The book is only 65 pages and covers the basis of knitting. In 4 chapters, it covers techniques such as, how to cast on/off, increase/decrease, the most basic stitch patterns, 6 projects and a section on how to deal with problems.
I have been wanting to get this book for quite some time, so I was really thrilled to discover that it was reprinted in 2014. Previously, it was out of print for decades. Thankfully my expectations of reading something different and interesting were rewarded.
The book is quite minimal and laconic in it’s wording. I will be borrowing that style and presenting the details I liked in bullets:
- the book is small. Everything is explained simply and clearly – just the absolutely necessary information is included.
- each technique is presented with a combination of pictures of hand movements and drawn line art.
- stitch patterns span two pages: one for the written instructions and one for a full page photograph of the worked stitches.

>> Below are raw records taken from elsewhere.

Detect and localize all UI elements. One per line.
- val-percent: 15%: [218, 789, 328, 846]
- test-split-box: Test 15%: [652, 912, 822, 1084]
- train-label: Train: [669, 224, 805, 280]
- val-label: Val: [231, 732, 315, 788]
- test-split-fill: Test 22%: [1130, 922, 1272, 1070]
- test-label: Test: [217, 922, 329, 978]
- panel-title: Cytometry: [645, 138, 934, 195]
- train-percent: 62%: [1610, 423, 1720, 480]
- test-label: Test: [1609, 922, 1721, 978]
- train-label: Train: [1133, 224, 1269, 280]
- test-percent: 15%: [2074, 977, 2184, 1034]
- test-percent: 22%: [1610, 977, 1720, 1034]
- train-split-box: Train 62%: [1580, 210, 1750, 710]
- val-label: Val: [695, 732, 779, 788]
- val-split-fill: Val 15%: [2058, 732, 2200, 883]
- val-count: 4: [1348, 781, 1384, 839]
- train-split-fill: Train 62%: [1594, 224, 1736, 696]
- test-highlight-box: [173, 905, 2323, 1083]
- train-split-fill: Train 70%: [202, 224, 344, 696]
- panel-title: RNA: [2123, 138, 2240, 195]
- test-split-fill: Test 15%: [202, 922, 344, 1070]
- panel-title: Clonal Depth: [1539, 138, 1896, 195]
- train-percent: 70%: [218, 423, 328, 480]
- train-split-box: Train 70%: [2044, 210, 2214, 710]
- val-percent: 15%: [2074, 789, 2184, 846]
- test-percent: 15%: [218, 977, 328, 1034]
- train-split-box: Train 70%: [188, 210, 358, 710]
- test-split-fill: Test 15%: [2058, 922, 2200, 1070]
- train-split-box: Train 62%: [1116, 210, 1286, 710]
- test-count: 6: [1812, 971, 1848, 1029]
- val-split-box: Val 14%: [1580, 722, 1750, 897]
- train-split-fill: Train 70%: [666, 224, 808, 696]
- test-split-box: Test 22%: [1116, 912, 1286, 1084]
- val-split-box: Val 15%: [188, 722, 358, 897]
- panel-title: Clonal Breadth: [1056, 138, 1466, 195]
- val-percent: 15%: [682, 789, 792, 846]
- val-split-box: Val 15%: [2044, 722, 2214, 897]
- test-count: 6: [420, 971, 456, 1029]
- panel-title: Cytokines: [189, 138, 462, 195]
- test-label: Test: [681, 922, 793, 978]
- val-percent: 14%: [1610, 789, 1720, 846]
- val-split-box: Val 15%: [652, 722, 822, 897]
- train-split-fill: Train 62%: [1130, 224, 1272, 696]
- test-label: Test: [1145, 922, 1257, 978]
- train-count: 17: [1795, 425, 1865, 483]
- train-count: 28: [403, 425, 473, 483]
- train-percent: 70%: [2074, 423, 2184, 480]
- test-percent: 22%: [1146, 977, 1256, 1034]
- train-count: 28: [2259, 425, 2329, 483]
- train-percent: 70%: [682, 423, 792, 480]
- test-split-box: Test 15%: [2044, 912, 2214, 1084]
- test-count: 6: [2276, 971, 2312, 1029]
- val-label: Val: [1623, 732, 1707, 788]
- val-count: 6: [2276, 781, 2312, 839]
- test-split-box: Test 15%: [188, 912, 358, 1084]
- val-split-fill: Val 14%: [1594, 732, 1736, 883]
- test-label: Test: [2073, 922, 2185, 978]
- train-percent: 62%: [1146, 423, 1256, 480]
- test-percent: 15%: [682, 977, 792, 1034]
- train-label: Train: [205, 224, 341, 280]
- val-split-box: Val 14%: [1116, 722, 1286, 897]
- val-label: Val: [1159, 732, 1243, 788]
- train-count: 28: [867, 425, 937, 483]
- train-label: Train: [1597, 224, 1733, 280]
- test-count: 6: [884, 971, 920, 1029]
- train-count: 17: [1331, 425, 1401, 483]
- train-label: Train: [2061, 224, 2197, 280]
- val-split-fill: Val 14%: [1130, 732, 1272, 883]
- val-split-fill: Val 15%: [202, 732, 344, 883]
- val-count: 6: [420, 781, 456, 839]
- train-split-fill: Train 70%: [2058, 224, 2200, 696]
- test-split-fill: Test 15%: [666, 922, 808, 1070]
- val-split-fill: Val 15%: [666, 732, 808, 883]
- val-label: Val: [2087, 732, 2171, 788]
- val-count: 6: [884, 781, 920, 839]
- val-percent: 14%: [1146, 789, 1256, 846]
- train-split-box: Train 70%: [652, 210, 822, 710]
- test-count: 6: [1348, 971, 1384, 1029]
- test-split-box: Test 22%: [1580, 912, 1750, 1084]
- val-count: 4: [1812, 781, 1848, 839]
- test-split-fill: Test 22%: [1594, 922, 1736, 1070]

- the inclusion of bibliography (!) and the section on how to deal with problems. The whole approach is very engineering-like and addresses issues beginners are most likely to face.
It is a great book for beginners. I would have totally liked to have it as my first knitting book when starting out. Because it is so simple and practical, a beginner does not get lost between different kinds of techniques or styles that many how-to-knit books include. Of course, once one wants to expand their skills beyond the absolute basics, this book is not enough, but I think that it helps a beginner to start out with a very good knowledge basis.
Maybe this style of explaining things was in the 1970’s considered manly, but today, 4 decades later, I would associate it with explaining things as an engineer, not as a man. The engineering ‘way’ would be to include just the necessary information, nothing more, nothing less.
I would totally recommend this book to absolute beginners, and most importantly, to knitting book writers. It incorporates elements that are not often seen in knitting books and I personally would like to see them be used a lot more often.
Also, who doesn’t love a cover of person knitting on a horse?! Awesomeness.